De nombreux business cases sont publiés sur Internet comme le cas PriceMinister ou le Big Data a joué un rôle important dans la définition de leur stratégie d’e-mailing. Ils avaient d’un côté des offres de déstockage issues de la place de marché (fréquence élevée sur des périodes courtes) et leur base de données marketing de l’autre avec une segmentation traditionnelle. Ils possédaient la conviction que la segmentation – ou l’échantillonnage dans le cadre de pré-tests – était une source d’erreurs et diminuait l’efficacité des opérations d’e-mailing et un taux de churn élevé. Avec une approche Big Data ils ont pu affiner la connaissance de la base et extraire à chaque campagne des cibles plus fines. Ils ont ainsi découvert que les grands-mères aimaient jouer à Pokémon et que les grands-pères n’offraient pas les Pokemons qu’à leurs petits enfants ! Cette approche a multiplié l’efficacité des campagnes par 10 (cibles plus affinitaires) et a limité le désabonnement.

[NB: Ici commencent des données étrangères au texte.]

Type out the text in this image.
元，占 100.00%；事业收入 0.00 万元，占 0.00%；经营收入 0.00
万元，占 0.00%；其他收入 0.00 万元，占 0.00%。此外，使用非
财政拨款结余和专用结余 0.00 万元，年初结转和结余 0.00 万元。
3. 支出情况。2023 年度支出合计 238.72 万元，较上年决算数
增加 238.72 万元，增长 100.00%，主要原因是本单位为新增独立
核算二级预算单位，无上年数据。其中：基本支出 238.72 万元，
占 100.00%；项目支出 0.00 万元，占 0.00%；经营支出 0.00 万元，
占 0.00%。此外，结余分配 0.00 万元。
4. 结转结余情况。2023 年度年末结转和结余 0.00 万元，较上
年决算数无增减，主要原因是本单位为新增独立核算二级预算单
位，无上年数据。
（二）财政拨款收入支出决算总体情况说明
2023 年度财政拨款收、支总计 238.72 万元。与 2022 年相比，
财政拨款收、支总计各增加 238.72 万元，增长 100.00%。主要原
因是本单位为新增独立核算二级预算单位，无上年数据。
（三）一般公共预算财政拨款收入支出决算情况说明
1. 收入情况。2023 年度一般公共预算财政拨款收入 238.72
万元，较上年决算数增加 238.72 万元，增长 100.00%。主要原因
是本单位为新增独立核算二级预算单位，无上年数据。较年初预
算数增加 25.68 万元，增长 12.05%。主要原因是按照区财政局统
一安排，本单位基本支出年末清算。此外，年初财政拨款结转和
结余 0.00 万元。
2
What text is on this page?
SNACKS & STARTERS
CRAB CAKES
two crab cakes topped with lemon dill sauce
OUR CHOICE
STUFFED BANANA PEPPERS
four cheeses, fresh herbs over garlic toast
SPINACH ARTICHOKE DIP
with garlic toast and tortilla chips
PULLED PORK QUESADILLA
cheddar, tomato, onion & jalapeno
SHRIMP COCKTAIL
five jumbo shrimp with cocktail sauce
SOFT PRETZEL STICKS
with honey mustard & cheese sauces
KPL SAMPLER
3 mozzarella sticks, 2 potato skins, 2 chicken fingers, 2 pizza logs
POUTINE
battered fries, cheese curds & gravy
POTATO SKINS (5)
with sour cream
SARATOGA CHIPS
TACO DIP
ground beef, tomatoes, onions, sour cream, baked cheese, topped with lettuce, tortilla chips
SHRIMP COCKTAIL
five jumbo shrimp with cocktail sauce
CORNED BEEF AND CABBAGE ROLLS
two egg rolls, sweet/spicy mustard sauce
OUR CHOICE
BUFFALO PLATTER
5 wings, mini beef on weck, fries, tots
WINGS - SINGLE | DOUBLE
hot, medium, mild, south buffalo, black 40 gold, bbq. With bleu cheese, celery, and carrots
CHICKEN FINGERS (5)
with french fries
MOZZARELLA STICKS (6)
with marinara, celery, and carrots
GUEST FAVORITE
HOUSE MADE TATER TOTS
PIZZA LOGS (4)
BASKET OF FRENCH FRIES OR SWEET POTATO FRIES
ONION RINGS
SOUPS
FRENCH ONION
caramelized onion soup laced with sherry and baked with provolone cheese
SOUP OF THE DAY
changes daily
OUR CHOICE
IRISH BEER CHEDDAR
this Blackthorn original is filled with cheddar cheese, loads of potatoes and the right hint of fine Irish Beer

Pour exemple, d’une autre approche, la société Allociné avait une problématique que rencontre aujourd’hui la plupart des médias en ligne, un besoin de revalorisation de l’espace publicitaire et de l’audience commercialisée par la donnée versus la page vue. Pour illustration, 25% de l’audience de Allociné est réalisée sur leurs applications mobiles pour moins de 5% du chiffre d’affaires. Grâce à une approche Big Data, avec plusieurs centaines de millions d’interactions analysées par jour au travers d’une approche cross-media, ils peuvent aujourd’hui adresser des utilisateurs dont les centres d’intérêt sont qualifiés et non uniquement des pages-vues. Grâce à ces nouvelles approches, Allociné commercialise auprès des distributeurs de films des offres leur permettant de juger de l’opportunité commerciale d’un film par pays, région, département ou ville dès le jour de sa sortie pour ainsi gérer le nombre de copies à fournir.